If transform is not None, the path will be transformed before performing the test.
radius allows the path to be made slightly larger or smaller.
I have the polygon stored as an n*2 numpy array (where n is quite large ~ 500). As far as I can see I need to call the Path() method on this data which seems to work OK:
poly_path = Path(poly_points)
At the moment I also have the points I wish to test stored as another n*2 numpy array (catalog_points).
Perhaps my problem lies here? As when I run:
in_poly = poly_path.contains_points(catalog_points)
I get back an ndarray containing False for every value no matter the set of points I use (I have tested this on arrays of points well within the polygon).
Often in these situations, I find the source to be illuminating...
We can see the source for path.contains_point accepts a container that has at least 2 elements. The source for contains_points is a bit harder to figure out since it calls through to a C function Py_points_in_path. It seems that this function accepts a iterable that yields elements that have a length 2:
>>> from matplotlib import path
>>> p = path.Path([(0,0), (0, 1), (1, 1), (1, 0)]) # square with legs length 1 and bottom left corner at the origin
>>> p.contains_points([(.5, .5)])
array([ True], dtype=bool)
Of course, we could use a numpy array of points as well:
>>> points = np.array([.5, .5]).reshape(1, 2)
>>> points
array([[ 0.5, 0.5]])
>>> p.contains_points(points)
array([ True], dtype=bool)
And just to check that we aren't always just getting True:
>>> points = np.array([.5, .5, 1, 1.5]).reshape(2, 2)
>>> points
array([[ 0.5, 0.5],
[ 1. , 1.5]])
>>> p.contains_points(points)
array([ True, False], dtype=bool)
Make sure that the vertices are ordered as wanted.
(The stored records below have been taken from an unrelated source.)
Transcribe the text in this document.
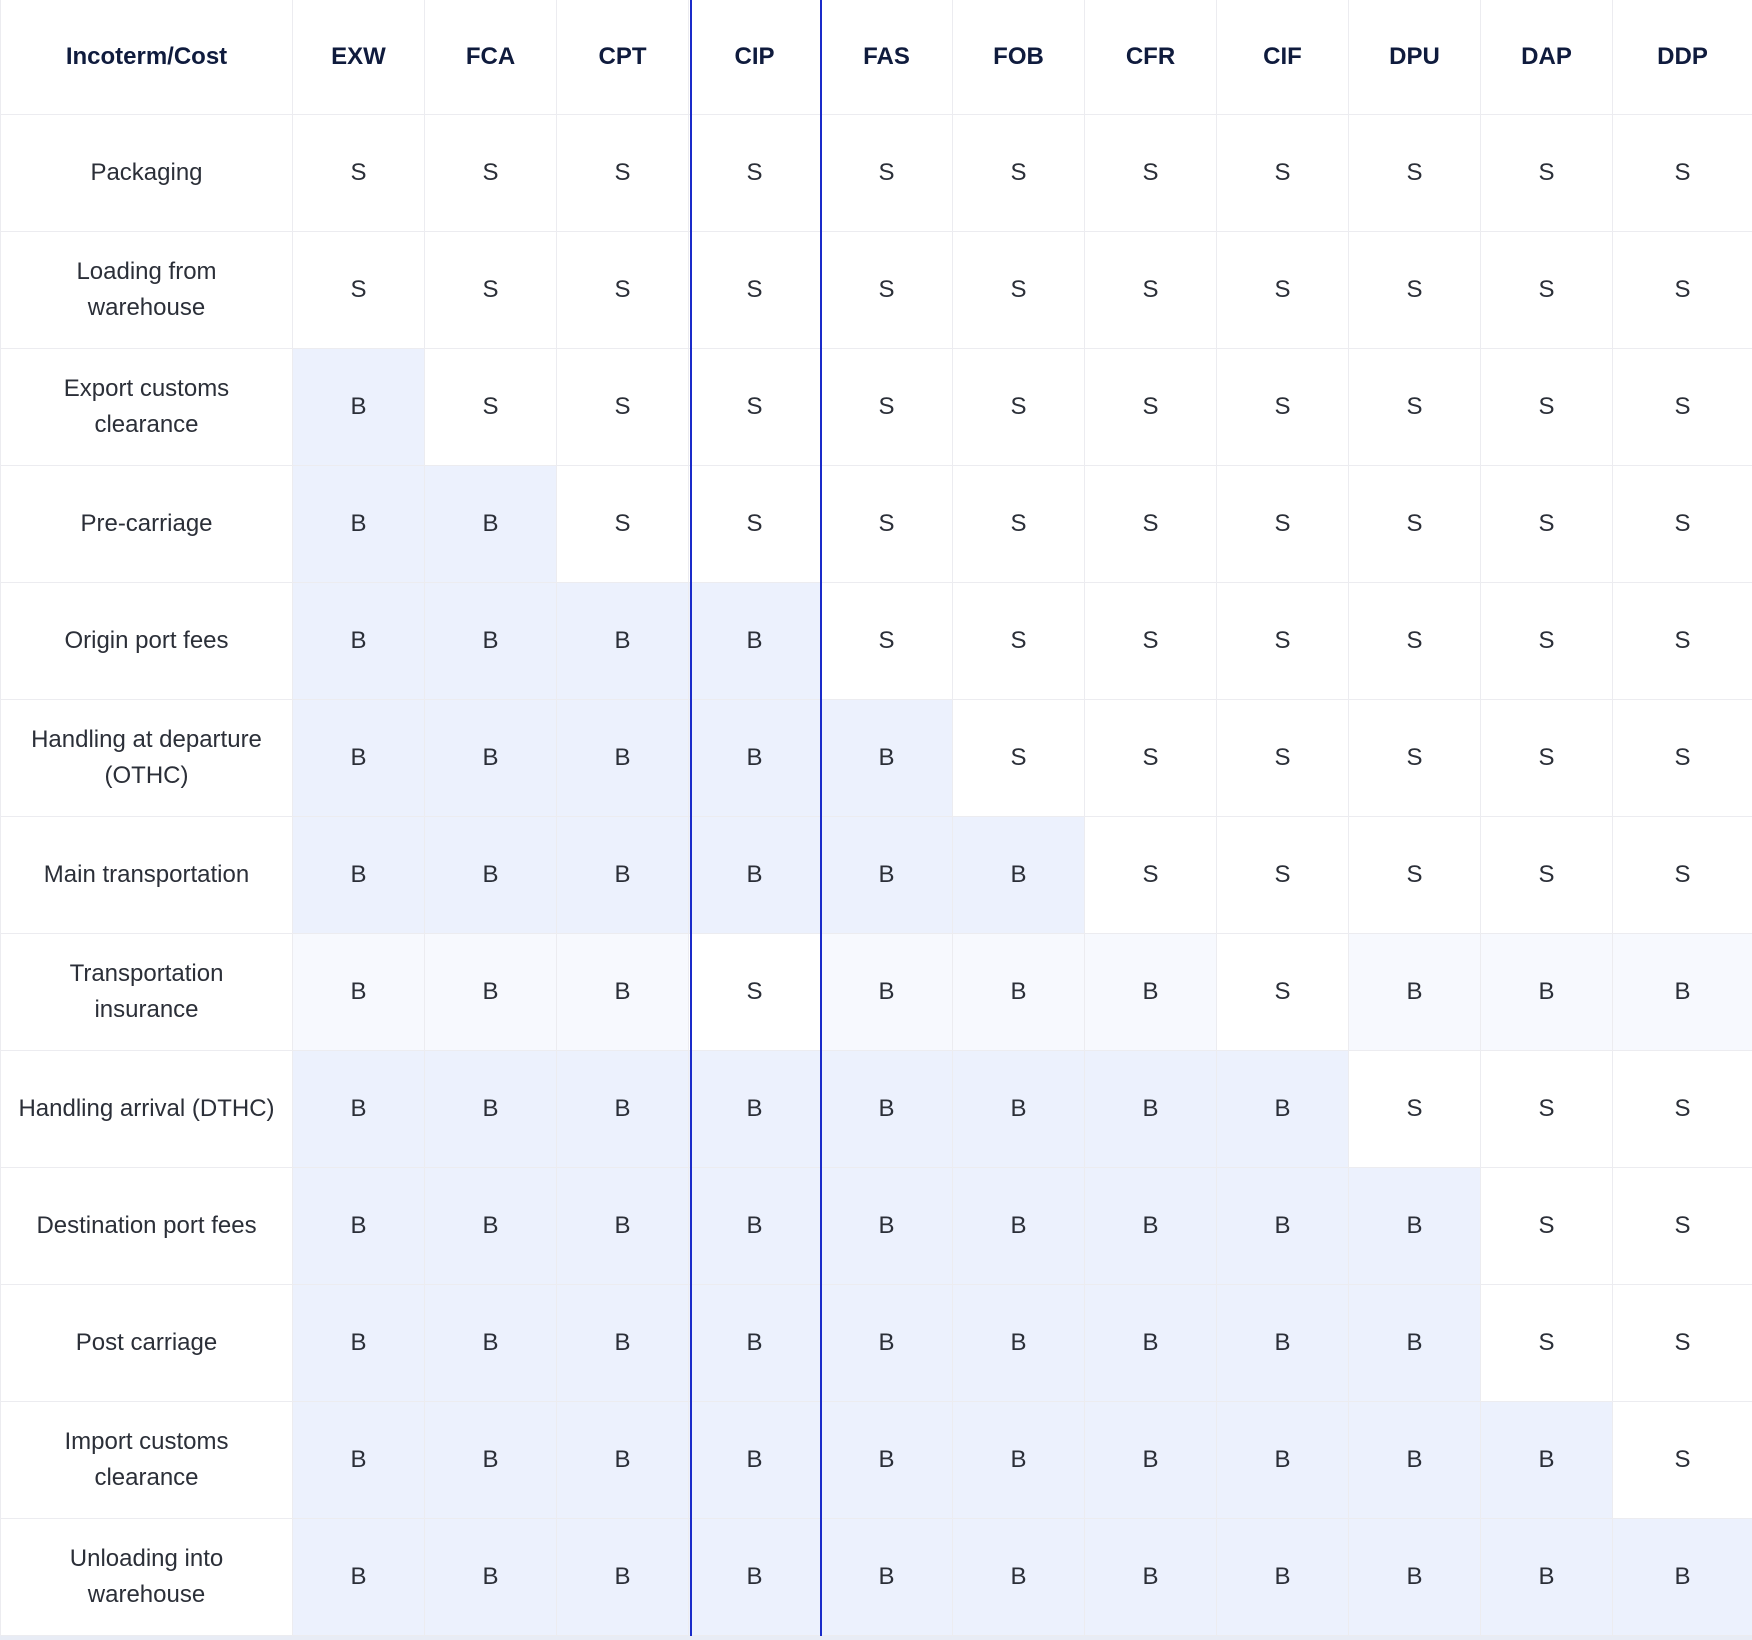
Incoterm/Cost	EXW	FCA	CPT	CIP	FAS	FOB	CFR	CIF	DPU	DAP	DDP
Packaging	S	S	S	S	S	S	S	S	S	S	S
Loading from warehouse	S	S	S	S	S	S	S	S	S	S	S
Export customs clearance	B	S	S	S	S	S	S	S	S	S	S
Pre-carriage	B	B	S	S	S	S	S	S	S	S	S
Origin port fees	B	B	B	B	S	S	S	S	S	S	S
Handling at departure (OTHC)	B	B	B	B	B	S	S	S	S	S	S
Main transportation	B	B	B	B	B	B	S	S	S	S	S
Transportation insurance	B	B	B	S	B	B	B	S	B	B	B
Handling arrival (DTHC)	B	B	B	B	B	B	B	B	S	S	S
Destination port fees	B	B	B	B	B	B	B	B	B	S	S
Post carriage	B	B	B	B	B	B	B	B	B	S	S
Import customs clearance	B	B	B	B	B	B	B	B	B	B	S
Unloading into warehouse	B	B	B	B	B	B	B	B	B	B	B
Below vertices are ordered in a way that the resulting path is a pair of triangles rather than a rectangle. So, contains_points only returns True for points inside any of the triangles.
>>> p = path.Path(np.array([bfp1, bfp2, bfp4, bfp3]))
>>> p
Path([[ 5.53147871 0.78330843]
[ 1.78330843 5.46852129]
[ 0.53147871 -3.21669157]
[-3.21669157 1.46852129]], None)
>>> IsPointInside = np.array([[1, 2], [1, 9]])
>>> IsPointInside
array([[1, 2],
[1, 9]])
>>> p.contains_points(IsPointInside)
array([False, False], dtype=bool)
>>>
The output for the first point would have been True if bfp3 and bfp4 were swapped.
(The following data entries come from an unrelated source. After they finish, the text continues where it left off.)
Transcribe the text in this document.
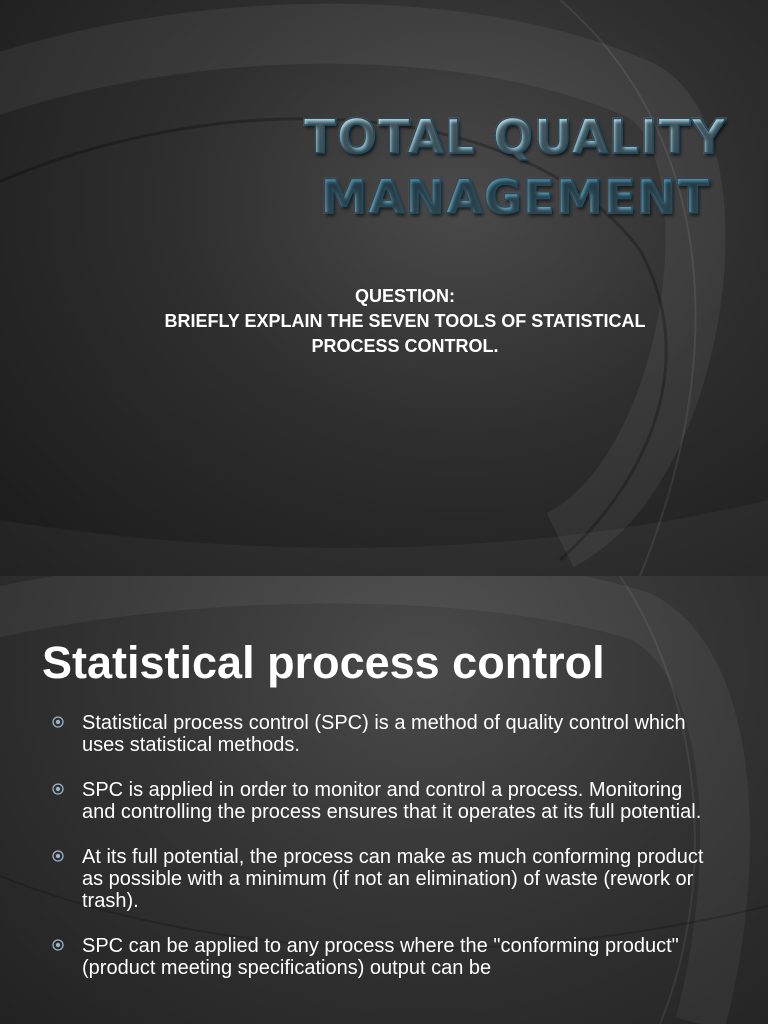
TOTAL QUALITY
MANAGEMENT
QUESTION:
BRIEFLY EXPLAIN THE SEVEN TOOLS OF STATISTICAL
PROCESS CONTROL.
Statistical process control
Statistical process control (SPC) is a method of quality control which uses statistical methods.
SPC is applied in order to monitor and control a process. Monitoring and controlling the process ensures that it operates at its full potential.
At its full potential, the process can make as much conforming product as possible with a minimum (if not an elimination) of waste (rework or trash).
SPC can be applied to any process where the "conforming product" (product meeting specifications) output can be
I wrote this function to return a array as in matlab inpolygon function. But this will return only the points that are inside the given polygon. You can't find the points in the edge of the polygon with this function.
import numpy as np
from matplotlib import path
def inpolygon(xq, yq, xv, yv):
shape = xq.shape
xq = xq.reshape(-1)
yq = yq.reshape(-1)
xv = xv.reshape(-1)
yv = yv.reshape(-1)
q = [(xq[i], yq[i]) for i in range(xq.shape[0])]
p = path.Path([(xv[i], yv[i]) for i in range(xv.shape[0])])
return p.contains_points(q).reshape(shape)
You can call the function as:
xv = np.array([0.5,0.2,1.0,0,0.8,0.5])
yv = np.array([1.0,0.1,0.7,0.7,0.1,1])
xq = np.array([0.1,0.5,0.9,0.2,0.4,0.5,0.5,0.9,0.6,0.8,0.7,0.2])
yq = np.array([0.4,0.6,0.9,0.7,0.3,0.8,0.2,0.4,0.4,0.6,0.2,0.6])
print(inpolygon(xq, yq, xv, yv))
As in the matlab documentation this function,
returns in indicating if the query points specified by xq and yq are inside or on the edge of the polygon area defined by xv and yv.